The political situation in Syria is thus particularly complex and it is easy to understand that the Islamist regimes of Ankara, Riyadh and Teheran would want to reintegrate secular Syria once more into their regional Islamist nexus of power. Washington in this and the prior administration has in effect remained rather passive towards the incremental Islamist takeover in the Gaza region, Grand Liban and Turkey. It is hence crucial that Jerusalem, Amman, Brussels and Washington provide credible ironclad, legally binding guarantees that Syrian leaders who play constructive roles in peaceful transition & partition will not be prosecuted and that their properties across Syria will indeed be fully protected post-partition.

This is especially true with regard to influential and prosperous members of Syria’s indigenous Christian community who indeed need to be assured that a state of Aram will be simultaneously established to a partition of Syria and to which they will hold automatic immigration rights while completely protecting all present private and church properties of indigenous Christians in Syria. It is certainly entirely understandable that influential and prosperous Syrian leaders from its Crypto-Jewish Christian communities would indeed be particularly concerned about their future, yet simultaneous partition in both Syria and Grand Liban is ultimately the only way to effectively alleviate these very real concerns. Yet, such important leaders are unlikely to fully cooperate with a peaceful transition & partition in Syria unless they are indeed assured that Grand Liban will be simultaneously partitioned and that a state of Aram is established in which they would be entitled to citizenship by default. Agreed transition in Syria will not work unless prominent leaders from its Christian communities are assured that partition in the two countries will indeed be simultaneous and orderly, that Christians in Syria will not have to face the terrible destiny of their ethnic kin in Iraq and that all property owned by indigenous Christians inside Syria will be fully and completely, legally and physically protected.
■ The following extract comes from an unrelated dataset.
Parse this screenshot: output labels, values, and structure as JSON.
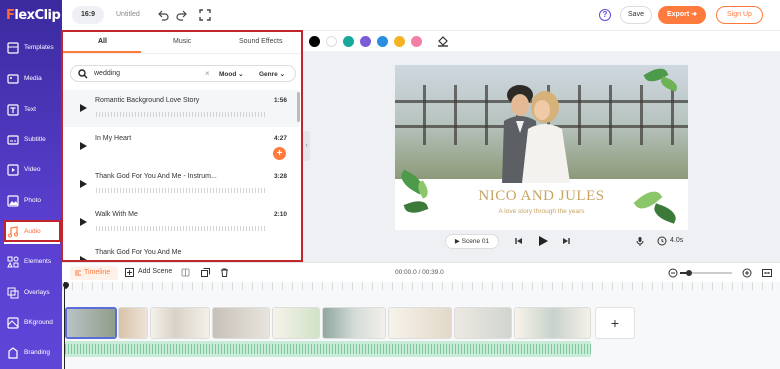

Yet, it is precisely the scenarios of disorderly transition that pose a strategic and existential threat to Syria’s Judeo-Christian Aramean indigenous community. The international community needs to understand that this is a matter of personal survival for Syria’s indigenous Arameans and that the policies of America and Europe so far with regard to safeguarding the interests of Christians in the region as well as with regard to the effective European and American tolerance of Islamist takeover throughout West Asia, does not particularly inspire confidence in the stateless people of Aram which is increasingly persecuted and dispersed across the world. Yet, considering that Syria under the present president is a place where Iraqi Christian refugees seek refuge, why would political and military Christian leaders of Syria commit to an orderly transition unless the self-determination of Aram is assured and Christian property in Syria is properly protected? Considering the full political and economic context and the tremendous political and economic risks involved for the predominantly Christian Aramean community in Syria; why would anyone expect influential and affluent indigenous Arameans to consent to once more serve the role of the region’s perpetual political suckers who tend to be forced to pay the political price for strategic blunders committed by powers from within and outside the region?